Pannenberg’s work on Christology attempts to reach back beyond the kerygmatic presentation of Christ to the historical Jesus. For Pannenberg, Christology must begin from below. And he objects to the soteriological qualification of Christology. “What Jesus means for us must be grounded in what he is, and what he is can only be established by starting from the past reality of the historical Jesus,” Schwobel summarizes. Jesus’ resurrection is central, since that event vindicates Jesus’ claims and His unity with the Father.

Jesus’ resurrection not only points to theology proper but to human destiny. Pannenberg is worried that traditional substance conceptions of the Person of Christ is “trapped in the dilemma of having to choose between a ‘unification’ and a ‘disjunction’ Christology.” Instead, he sees the identity of Jesus with His Father in Jesus’ obedience, in the Son’s self-distinction from the Father (which is a mutually dependent self-distinction). Jesus also discloses human destiny by His openness to God. Human existence is open existence, open to the world and to the infinite beyond the world. Man’s existence is always exocentric, centered outside himself. Human nature is not a fixed substance that man begins with, but the history of the realization of his destiny.
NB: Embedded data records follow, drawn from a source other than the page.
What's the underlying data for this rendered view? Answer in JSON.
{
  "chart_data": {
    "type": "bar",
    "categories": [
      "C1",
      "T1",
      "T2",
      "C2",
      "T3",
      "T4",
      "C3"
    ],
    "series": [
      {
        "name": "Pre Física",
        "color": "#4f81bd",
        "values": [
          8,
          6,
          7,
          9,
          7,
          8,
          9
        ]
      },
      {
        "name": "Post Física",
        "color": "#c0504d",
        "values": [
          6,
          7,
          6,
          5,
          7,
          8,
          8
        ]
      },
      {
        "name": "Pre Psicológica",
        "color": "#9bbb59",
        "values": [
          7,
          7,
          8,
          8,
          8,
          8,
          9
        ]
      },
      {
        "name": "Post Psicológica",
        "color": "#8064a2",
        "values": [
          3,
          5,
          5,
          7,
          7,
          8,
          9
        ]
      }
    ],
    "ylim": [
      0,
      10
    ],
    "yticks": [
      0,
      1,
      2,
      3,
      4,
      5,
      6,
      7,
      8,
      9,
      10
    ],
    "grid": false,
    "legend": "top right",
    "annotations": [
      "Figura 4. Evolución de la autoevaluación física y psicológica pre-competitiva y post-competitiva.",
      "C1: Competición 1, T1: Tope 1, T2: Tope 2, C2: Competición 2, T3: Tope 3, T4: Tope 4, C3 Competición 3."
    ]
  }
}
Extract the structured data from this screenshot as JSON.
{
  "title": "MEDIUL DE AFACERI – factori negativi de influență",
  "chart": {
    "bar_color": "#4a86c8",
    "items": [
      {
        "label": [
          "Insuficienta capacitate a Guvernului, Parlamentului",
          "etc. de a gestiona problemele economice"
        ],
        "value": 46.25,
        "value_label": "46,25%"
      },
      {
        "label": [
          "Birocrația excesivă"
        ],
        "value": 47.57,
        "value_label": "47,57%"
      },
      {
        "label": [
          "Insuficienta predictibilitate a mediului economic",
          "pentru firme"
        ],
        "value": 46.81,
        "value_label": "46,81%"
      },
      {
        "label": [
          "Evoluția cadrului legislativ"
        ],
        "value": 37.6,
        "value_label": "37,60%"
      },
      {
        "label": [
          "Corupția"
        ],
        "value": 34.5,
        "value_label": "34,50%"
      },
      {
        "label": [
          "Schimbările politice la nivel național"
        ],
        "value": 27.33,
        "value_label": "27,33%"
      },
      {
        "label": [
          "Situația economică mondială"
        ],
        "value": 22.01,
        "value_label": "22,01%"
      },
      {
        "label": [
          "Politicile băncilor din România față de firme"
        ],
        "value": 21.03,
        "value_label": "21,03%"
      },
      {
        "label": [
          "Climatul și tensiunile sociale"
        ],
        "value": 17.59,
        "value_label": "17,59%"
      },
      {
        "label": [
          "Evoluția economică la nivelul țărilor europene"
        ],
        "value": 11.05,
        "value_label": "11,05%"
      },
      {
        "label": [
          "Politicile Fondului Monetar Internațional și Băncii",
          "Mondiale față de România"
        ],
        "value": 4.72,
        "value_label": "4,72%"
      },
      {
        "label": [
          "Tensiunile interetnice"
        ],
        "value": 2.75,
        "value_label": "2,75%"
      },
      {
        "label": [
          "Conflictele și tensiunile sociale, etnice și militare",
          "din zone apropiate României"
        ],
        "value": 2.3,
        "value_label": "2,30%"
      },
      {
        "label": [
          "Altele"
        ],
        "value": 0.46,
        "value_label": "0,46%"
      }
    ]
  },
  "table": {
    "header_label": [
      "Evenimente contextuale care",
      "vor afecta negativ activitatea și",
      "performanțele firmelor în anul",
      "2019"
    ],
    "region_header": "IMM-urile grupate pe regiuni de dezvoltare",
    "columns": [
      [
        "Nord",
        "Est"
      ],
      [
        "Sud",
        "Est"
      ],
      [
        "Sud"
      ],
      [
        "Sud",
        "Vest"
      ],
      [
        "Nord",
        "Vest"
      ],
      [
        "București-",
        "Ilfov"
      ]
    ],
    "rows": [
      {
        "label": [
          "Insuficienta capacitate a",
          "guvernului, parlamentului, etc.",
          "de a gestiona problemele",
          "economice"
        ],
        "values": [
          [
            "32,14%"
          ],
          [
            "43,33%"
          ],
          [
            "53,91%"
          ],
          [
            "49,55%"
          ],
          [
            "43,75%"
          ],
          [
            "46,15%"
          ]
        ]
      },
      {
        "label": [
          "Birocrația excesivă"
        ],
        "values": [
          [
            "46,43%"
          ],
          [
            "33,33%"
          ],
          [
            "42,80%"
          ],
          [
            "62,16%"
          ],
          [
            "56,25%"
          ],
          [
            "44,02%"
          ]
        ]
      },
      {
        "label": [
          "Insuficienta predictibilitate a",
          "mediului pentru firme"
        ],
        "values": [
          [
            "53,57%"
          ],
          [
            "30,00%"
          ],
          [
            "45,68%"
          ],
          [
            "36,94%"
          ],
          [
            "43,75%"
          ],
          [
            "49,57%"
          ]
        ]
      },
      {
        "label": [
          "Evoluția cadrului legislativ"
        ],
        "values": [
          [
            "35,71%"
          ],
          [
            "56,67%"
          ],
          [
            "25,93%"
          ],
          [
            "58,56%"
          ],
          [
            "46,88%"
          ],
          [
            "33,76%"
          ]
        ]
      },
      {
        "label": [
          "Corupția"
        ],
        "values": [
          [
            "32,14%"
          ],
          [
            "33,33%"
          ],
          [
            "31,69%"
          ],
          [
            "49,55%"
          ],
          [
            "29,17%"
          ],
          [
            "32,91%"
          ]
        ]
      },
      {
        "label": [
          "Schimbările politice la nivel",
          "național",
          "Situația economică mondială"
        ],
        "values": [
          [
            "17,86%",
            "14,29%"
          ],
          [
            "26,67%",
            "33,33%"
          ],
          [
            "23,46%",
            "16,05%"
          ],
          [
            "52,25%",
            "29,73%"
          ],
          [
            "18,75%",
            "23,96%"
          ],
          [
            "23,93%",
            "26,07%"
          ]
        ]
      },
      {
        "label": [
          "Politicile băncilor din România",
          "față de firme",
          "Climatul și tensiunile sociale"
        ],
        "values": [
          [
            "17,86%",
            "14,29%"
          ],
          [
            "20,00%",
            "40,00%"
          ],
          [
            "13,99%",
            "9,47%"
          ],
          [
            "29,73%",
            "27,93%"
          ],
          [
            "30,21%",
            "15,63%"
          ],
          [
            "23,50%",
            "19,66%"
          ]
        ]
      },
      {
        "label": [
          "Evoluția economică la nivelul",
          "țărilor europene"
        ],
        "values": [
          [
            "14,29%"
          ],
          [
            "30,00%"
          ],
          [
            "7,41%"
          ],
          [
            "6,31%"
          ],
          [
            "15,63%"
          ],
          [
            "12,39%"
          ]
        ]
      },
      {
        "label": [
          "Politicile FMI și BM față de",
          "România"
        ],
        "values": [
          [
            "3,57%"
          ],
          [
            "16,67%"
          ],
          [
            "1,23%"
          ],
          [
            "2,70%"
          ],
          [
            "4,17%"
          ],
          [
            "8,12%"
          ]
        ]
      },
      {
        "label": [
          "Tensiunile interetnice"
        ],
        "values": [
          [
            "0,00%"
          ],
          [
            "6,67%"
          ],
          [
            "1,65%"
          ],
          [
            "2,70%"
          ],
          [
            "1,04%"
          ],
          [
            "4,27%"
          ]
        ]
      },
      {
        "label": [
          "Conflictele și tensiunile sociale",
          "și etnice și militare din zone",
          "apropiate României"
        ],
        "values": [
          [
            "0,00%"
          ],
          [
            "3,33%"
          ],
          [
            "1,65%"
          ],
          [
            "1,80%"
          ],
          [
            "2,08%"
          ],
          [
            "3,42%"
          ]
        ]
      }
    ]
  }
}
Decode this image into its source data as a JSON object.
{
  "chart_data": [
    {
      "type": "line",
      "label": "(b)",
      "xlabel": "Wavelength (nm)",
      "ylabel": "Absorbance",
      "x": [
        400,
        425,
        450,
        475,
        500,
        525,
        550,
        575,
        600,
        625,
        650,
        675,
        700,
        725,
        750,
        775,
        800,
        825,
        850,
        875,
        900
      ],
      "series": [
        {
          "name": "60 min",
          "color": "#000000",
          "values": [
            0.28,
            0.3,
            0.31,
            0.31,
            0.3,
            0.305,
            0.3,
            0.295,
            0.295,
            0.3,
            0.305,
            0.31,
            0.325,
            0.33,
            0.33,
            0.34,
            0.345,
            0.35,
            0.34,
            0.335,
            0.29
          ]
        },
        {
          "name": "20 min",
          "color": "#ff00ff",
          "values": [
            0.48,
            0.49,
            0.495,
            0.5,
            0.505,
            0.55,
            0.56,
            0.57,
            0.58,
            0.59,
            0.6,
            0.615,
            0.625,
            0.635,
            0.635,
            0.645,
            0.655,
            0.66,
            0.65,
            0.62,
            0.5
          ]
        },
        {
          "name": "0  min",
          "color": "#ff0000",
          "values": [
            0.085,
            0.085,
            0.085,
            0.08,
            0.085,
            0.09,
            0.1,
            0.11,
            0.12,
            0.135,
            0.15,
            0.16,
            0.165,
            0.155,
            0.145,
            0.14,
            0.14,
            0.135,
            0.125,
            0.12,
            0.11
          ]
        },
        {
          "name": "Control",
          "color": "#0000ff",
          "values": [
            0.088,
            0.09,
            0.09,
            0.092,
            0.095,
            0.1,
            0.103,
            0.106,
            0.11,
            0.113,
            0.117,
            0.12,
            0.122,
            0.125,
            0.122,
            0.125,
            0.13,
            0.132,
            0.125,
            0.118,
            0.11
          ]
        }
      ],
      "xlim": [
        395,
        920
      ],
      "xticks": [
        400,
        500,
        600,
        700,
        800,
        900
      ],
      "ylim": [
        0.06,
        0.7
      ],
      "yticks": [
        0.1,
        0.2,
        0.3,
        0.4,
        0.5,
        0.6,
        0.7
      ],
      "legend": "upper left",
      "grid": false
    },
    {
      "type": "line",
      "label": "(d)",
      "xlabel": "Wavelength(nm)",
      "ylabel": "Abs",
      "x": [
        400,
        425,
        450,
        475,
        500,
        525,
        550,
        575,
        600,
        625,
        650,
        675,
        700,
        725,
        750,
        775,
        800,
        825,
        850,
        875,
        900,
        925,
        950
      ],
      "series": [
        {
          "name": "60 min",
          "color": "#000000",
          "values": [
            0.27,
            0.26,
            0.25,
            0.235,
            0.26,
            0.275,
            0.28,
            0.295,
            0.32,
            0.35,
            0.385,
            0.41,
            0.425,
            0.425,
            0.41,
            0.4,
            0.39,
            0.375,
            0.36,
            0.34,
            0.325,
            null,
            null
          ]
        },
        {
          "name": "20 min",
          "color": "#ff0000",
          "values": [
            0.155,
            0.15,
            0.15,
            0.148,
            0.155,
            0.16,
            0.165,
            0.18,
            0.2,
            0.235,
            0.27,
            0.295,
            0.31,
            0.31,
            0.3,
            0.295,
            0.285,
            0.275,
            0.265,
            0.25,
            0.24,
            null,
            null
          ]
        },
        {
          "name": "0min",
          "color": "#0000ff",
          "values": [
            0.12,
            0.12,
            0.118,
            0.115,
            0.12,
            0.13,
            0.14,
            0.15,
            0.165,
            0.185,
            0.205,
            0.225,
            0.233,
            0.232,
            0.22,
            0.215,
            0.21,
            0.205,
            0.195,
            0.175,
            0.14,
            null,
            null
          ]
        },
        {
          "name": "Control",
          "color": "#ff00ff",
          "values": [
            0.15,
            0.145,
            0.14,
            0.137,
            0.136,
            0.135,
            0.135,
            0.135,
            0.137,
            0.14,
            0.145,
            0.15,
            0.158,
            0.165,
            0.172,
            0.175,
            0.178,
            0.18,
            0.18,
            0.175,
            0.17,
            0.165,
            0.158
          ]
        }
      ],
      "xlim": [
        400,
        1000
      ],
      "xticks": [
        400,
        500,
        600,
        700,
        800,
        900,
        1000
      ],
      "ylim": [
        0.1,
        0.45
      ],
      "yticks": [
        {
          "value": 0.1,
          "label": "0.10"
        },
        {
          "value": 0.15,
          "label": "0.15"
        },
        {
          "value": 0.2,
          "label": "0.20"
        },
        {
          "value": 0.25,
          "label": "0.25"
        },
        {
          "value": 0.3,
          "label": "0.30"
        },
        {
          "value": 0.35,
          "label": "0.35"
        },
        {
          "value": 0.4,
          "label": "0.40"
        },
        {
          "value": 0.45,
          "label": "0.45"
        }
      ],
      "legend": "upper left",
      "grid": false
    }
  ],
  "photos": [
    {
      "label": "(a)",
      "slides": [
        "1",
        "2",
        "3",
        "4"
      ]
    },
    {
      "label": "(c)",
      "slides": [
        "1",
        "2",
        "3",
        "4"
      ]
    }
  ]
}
Pannenberg recognizes that, especially in Western modernity, theology proposals can be no more than hypotheses, and he attempts to define and defend the notion that theology is a science. He is also deeply interested in the relation of theology and philosophy. While not attempting to lay philosophical foundations within which theology has to function, he does see philosophy has having a “criteriological” role in theology. His notions of Absolute and Infinite, derived from Descartes and Hegel, provide a criterion for our talk about God. There is a kind of “unthematized” religious orientation inherent in man – and reflected in philosophy – that requires thematization through the specifics of Christian theology.

Pannenberg’s philosophical commitments defy easy classification. He draws from William James, George Herbert Mead, and Erik Erikson the notion that consciousness of the unity of the ego is mediated through contact with the world and through social interaction. He draws on Plotinus and Heidegger to conclude that finite being in time is a participation in eternity, and the future is the “origin of the totality of finite beings” and their being should be “understood as the anticipation of their future.” Substance is what things are becoming, and their mode of being now is “an anticipation of the completion of the process of their becoming.” Schwobel calls Pannenberg’s position a “realism of anticipation” and sees a correspondence with the “eschatological realism” found in his theology.

Pannenberg is willing to begin with general talk about God, and ask whether such God-talk is coherent. He finds the coherence (not proof) of God-talk in the anthropological claim that human existence is open, awaiting actualization, and that religiosity is innate. He also finds the history of religions a valuable tool, understood as the history of the appearance of God’s unity.